Knee-jerk reactions do not genuinely address the best interests of businesses for whom such moves are supposed to protect.
One assumption in the industry seems to be that the joining together of Asda and Wal-Mart and the merger of Carrefour and Promodès, herald a new era of pan-European grocer retailing. National retailers assume that they too must seek partnerships if they are to compete.
However, retailers should not go global' as a matter of course there are alternatives. The answer lies in identifying what the customer wants. What can a customer expect when a global retailer opens? Customers are demanding quality of service that strives to exceed their expectations and that this service extends across all stores.
The combined effect of value pricing and good product availability has been a key point of differentiation for global retailers.
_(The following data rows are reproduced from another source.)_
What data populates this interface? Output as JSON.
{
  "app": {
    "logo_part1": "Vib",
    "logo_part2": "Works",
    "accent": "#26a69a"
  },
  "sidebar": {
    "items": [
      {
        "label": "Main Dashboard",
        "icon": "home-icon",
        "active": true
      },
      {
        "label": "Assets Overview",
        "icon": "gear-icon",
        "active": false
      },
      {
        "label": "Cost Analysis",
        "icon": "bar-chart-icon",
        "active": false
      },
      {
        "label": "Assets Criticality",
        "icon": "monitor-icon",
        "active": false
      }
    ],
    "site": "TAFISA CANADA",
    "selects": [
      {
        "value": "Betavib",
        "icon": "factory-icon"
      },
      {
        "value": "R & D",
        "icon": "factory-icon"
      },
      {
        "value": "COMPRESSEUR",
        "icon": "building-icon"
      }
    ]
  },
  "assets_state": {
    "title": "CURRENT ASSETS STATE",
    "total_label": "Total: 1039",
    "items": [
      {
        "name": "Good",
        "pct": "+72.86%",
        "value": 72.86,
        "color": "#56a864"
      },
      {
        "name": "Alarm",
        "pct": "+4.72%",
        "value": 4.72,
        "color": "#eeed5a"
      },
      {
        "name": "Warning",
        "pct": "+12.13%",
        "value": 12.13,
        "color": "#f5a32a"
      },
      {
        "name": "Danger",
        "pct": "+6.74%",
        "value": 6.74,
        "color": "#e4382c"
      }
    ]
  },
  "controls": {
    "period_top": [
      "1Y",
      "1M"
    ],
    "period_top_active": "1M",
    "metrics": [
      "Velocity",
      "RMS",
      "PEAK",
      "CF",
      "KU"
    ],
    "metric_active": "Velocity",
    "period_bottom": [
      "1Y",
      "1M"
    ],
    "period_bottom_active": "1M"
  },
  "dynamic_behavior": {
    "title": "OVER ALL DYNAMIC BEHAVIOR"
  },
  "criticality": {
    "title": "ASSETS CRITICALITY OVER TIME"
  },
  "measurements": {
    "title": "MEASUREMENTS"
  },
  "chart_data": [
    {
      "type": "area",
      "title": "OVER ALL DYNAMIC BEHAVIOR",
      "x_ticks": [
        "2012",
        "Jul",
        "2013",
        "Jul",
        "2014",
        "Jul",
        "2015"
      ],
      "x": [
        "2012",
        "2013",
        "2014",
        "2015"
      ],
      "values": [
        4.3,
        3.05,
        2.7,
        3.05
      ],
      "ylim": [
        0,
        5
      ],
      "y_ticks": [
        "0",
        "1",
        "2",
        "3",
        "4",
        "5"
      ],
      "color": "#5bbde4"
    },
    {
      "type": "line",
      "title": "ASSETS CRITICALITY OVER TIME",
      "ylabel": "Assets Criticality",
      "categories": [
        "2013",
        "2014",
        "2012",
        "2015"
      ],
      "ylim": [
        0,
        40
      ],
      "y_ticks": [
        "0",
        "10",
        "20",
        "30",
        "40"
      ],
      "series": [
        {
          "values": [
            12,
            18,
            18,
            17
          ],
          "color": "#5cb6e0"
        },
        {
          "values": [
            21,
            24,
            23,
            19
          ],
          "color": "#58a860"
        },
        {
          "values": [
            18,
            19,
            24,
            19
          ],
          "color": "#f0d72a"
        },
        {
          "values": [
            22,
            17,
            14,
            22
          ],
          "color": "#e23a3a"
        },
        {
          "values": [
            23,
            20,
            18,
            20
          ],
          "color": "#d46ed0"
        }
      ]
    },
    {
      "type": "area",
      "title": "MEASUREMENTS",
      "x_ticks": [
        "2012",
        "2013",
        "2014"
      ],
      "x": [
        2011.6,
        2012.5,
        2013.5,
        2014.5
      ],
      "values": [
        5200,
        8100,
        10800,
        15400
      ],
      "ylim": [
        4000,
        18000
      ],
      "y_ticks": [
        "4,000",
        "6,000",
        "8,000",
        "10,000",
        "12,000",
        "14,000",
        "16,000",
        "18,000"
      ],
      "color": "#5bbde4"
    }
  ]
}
But the likes of Wal-Mart have a further differentiator they sell a much wider range of merchandise than their UK rivals. Wal-Mart sells two-thirds general merchandise and one-third food.
To be successful, the global retailer will modify its offer for a particular local market and select a product/service range balanced between international brands, local goods and own-label.
Just because the likes of Wal-Mart choose to play in the price/product' space based on economies of scale doesn't mean that the national retailer must follow. Trying to compete could be fatal. A chain's loyal customers may shop for different reasons, and the national retailer must ruthlessly exploit them! Mimicking the global players on price is a strategy where only the deepest pocket wins.